The woman, whose identity wasn’t revealed in the lawsuit, didn’t report the incident to anyone at USTA and didn’t take measures to prevent Aranda from engaging in inappropriate behavior with McKenzie or other female athletes, the lawsuit said.
The lawsuit said one of McKenzie’s earlier USTA coaches discouraged her from completing her school work, told boys not to talk to her and reprimanded her when she first kissed a boy when she was 15. Other players joked that the coach, who isn’t named in the lawsuit, was in love with her, and McKenzie overheard parents at a training center talking about how the relationship between her and her coach was unusual, according to the lawsuit.

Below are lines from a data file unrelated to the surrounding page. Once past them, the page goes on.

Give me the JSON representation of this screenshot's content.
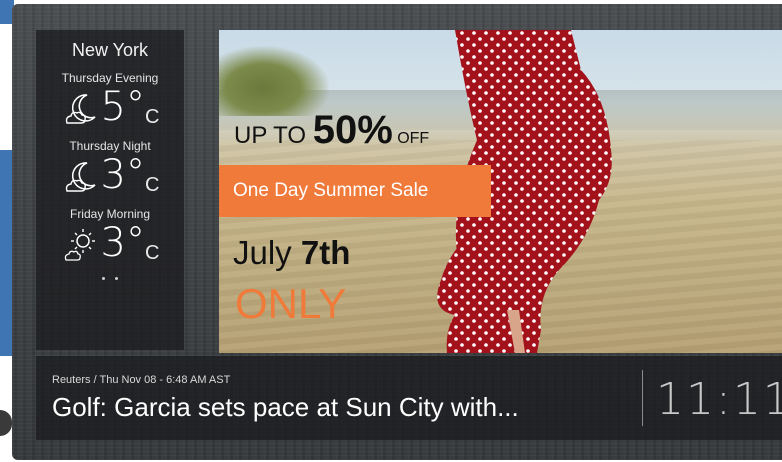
{
  "weather": {
    "city": "New York",
    "forecast": [
      {
        "label": "Thursday Evening",
        "temp": "5",
        "degree": "°",
        "unit": "C",
        "icon": "moon-cloud-icon"
      },
      {
        "label": "Thursday Night",
        "temp": "3",
        "degree": "°",
        "unit": "C",
        "icon": "moon-cloud-icon"
      },
      {
        "label": "Friday Morning",
        "temp": "3",
        "degree": "°",
        "unit": "C",
        "icon": "sun-cloud-icon"
      }
    ]
  },
  "ad": {
    "line1_prefix": "UP TO ",
    "line1_big": "50%",
    "line1_suffix": " OFF",
    "sale_label": "One Day Summer Sale",
    "date_prefix": "July ",
    "date_num": "7th",
    "only": "ONLY"
  },
  "ticker": {
    "source": "Reuters / Thu Nov 08 - 6:48 AM AST",
    "headline": "Golf: Garcia sets pace at Sun City with..."
  },
  "clock": {
    "time": "11:11"
  },
  "colors": {
    "accent_orange": "#f07a3a",
    "panel_dark": "#19191c",
    "page_blue": "#3f75b2"
  }
}
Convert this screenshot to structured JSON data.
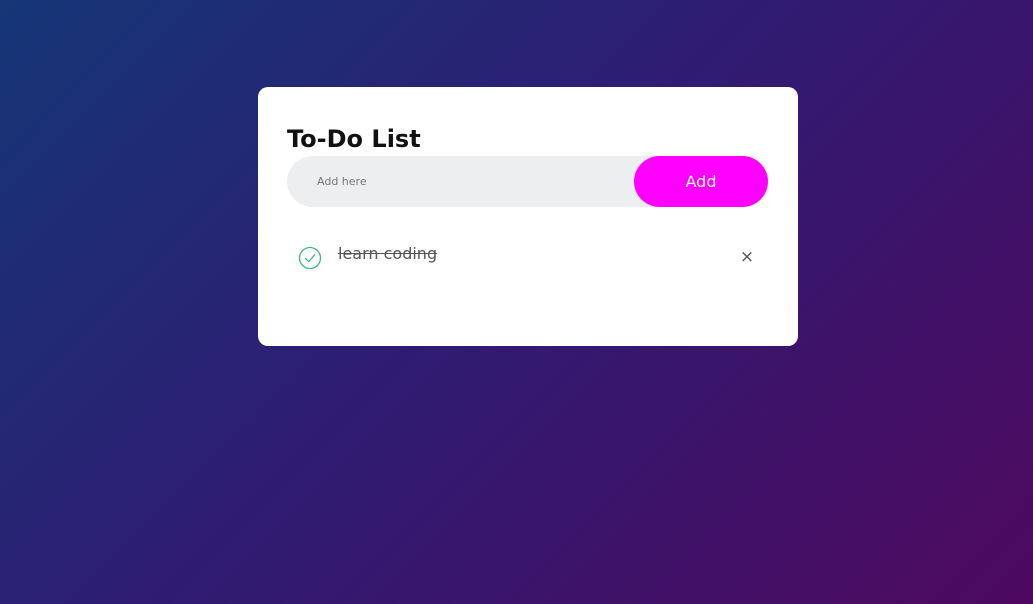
{
  "app": {
    "title": "To-Do List"
  },
  "input": {
    "placeholder": "Add here",
    "value": ""
  },
  "add_button": {
    "label": "Add"
  },
  "tasks": [
    {
      "text": "learn coding",
      "checked": true,
      "close_symbol": "×"
    }
  ],
  "icons": {
    "check": "check-circle-icon",
    "close": "close-icon"
  },
  "colors": {
    "accent": "#ff00ff",
    "check": "#3bba7a",
    "background_start": "#153677",
    "background_end": "#4e085f"
  }
}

And while in Texas for a tournament when she was 16, another coach joked that he was in possession of McKenzie’s underwear after he asked her to take his dirty clothes and wash it with hers, the lawsuit alleged.
As a junior player, McKenzie reached a career-high of 33rd in the rankings in February 2016. The year before, she compiled a 20-6 record in junior competition, including victories over Sofia Kenin, who would go on to win the championship at the 2020 Australian Open, and Tamara Zidansek, later a semifinalist at the 2021 French Open.
Anibal Aranda Villalba is listed on the USTA’s list of suspended or ineligible individuals as being “on probation for 2 years upon return to sport” for what is described as “sexual misconduct, sexual harassment.”
Aranda joined the staff of USTA Player Development in January 2014 as a national coach for women’s tennis. Among the other players he worked with was CiCi Bellis, the 2017 WTA Newcomer of the Year who reached the third round at three Grand Slam tournaments before retiring this year following a series of injuries.